Wer philosophiert, der entwickelt automatisch eine immer nativere Sprachordnung, dennoch ist die Entwicklung einer nativeren Sprachordnung kein Anzeichen für Philosphieren, da diese Entwicklung letztlich nur ein Abfallprodukt ist, das auch auf anderem Wege erzeugt werden kann. Es gibt Menschen, die das Erzeugen einer nativeren Sprachordnung als Haupttätigkeit betreiben. Sie wenden ihre ganze Schaffenskraft dafür auf, dieses Ziel zu erreichen und sie erreichen es vielleicht in exzellenter Weise, doch sie erreichen mit diesem Mühen nichts anderes. Der Philosophierende entwickelt zwar auch eine nativere Sprachordnung, doch bei ihm ist sie nur Nebensache, die native Sprachordnung kostet ihn keine Mühe, weil sie allein als Nebenprodukt seines Philosophierens ab-fällt. Martin Heidegger war ein Meister nativer Sprachentwicklung. Ich bin mir aber noch nicht im Klaren, ob sein Schaffen Ergebnis eines Philosophierens war oder ob er nur all seine Schaffenskraft zur Schaffung einer nativen Sprachordnung aufwendete. In jedem Fall aber ist sein Werk ein gutes Hilfsmittel zum Philosophieren. Und ich möchte mich hier nicht mit seinem Namen schmücken, sondern tatsächlich meine völlige Unwissenheit darüber äußern, ob er ein grandioser Meister war, an den ich niemals heranreichen werde, oder eben nur ein Scharlatan, der quasi sich selbst mit fremden Federn schmückte. Ich kann ganz gut damit leben, hierüber keine Entscheidung zu fällen und ihn mal auf die eine und ein andermal auf andere Weise zu sehen…
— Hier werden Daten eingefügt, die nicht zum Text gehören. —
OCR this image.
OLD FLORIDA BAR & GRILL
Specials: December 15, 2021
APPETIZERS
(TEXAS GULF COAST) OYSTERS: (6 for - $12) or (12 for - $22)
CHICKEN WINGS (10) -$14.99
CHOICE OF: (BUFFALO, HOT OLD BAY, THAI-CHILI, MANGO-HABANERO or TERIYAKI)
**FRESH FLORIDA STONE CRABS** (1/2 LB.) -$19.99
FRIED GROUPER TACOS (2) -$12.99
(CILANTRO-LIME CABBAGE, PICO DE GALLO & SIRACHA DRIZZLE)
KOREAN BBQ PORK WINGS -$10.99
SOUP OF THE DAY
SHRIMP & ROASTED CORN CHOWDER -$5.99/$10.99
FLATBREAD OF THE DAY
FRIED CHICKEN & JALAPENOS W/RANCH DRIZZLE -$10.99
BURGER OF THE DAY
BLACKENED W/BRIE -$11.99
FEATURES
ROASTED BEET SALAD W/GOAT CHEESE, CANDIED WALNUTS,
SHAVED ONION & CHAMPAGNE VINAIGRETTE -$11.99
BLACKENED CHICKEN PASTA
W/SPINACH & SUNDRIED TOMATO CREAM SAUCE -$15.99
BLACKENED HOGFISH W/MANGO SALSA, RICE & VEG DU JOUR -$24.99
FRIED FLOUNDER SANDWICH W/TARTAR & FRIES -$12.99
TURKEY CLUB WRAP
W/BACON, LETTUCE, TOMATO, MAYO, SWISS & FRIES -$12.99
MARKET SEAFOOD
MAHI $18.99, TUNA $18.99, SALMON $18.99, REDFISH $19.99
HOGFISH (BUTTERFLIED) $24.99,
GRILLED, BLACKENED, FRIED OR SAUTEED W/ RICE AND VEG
Allerdings ist die größte Gefahr für eine wahre, reine und klare Erkenntnis die Fixierung auf Nebensachen. Schon die übermäßige Beschäftigung mit Logik und nativen Sprachen, mit sogenannter Sprachphilosophie überhaupt, führt zur Abwendung vom Wesentlichen: Ein wahres Verständnis kann nur aus einer wahren Erkenntnis entwickelt werden. Erkenntnis->Verständnis->Wissen. Es gibt kein Wissen ohne Verständnis, kein Verständnis ohne Erkenntnis und keine Erkenntnis ohne sogenannte Selbsterkenntnis. Die letzte Aussage deckt ein schwerwiegendes Problem auf, denn Selbsterkenntnis ist zugleich eine Erkenntnis und doch unterscheidet sie sich von dem was mit Erkenntnis eigentlich gemeint ist. Das was in der Selbsterkenntnis eigentlich erkannt wird, ist der Erkenntnis eigentlich nicht zugänglich. Im Grunde ist das, was wir in der sogenannten Selbsterkenntnis erkennen, also die Voraussetzung für alle Wissenschaft, genau das, was die Wissenschaft als Ergebnis überhaupt erst zu erkennen sucht. Das Problem lässt sich allerdings recht einfach auflösen, denn genau genommen ist die sogenannte Selbsterkenntnis, die einzig vollkommen mögliche Erkenntnis, da sie die einzig mögliche, vollkommen reine Erkenntnisform ist. Nichts anderes als uns selbst vermögen wir vollkommen rein zu erkennen. Und nur durch Selbsterkenntnis werden wir in die Lage versetzt, verfälschende Einflüsse, die wir selbst miteinbringen, aufzudecken und so unsere allgemeine Erkenntnisfähigkeit zu verbessern.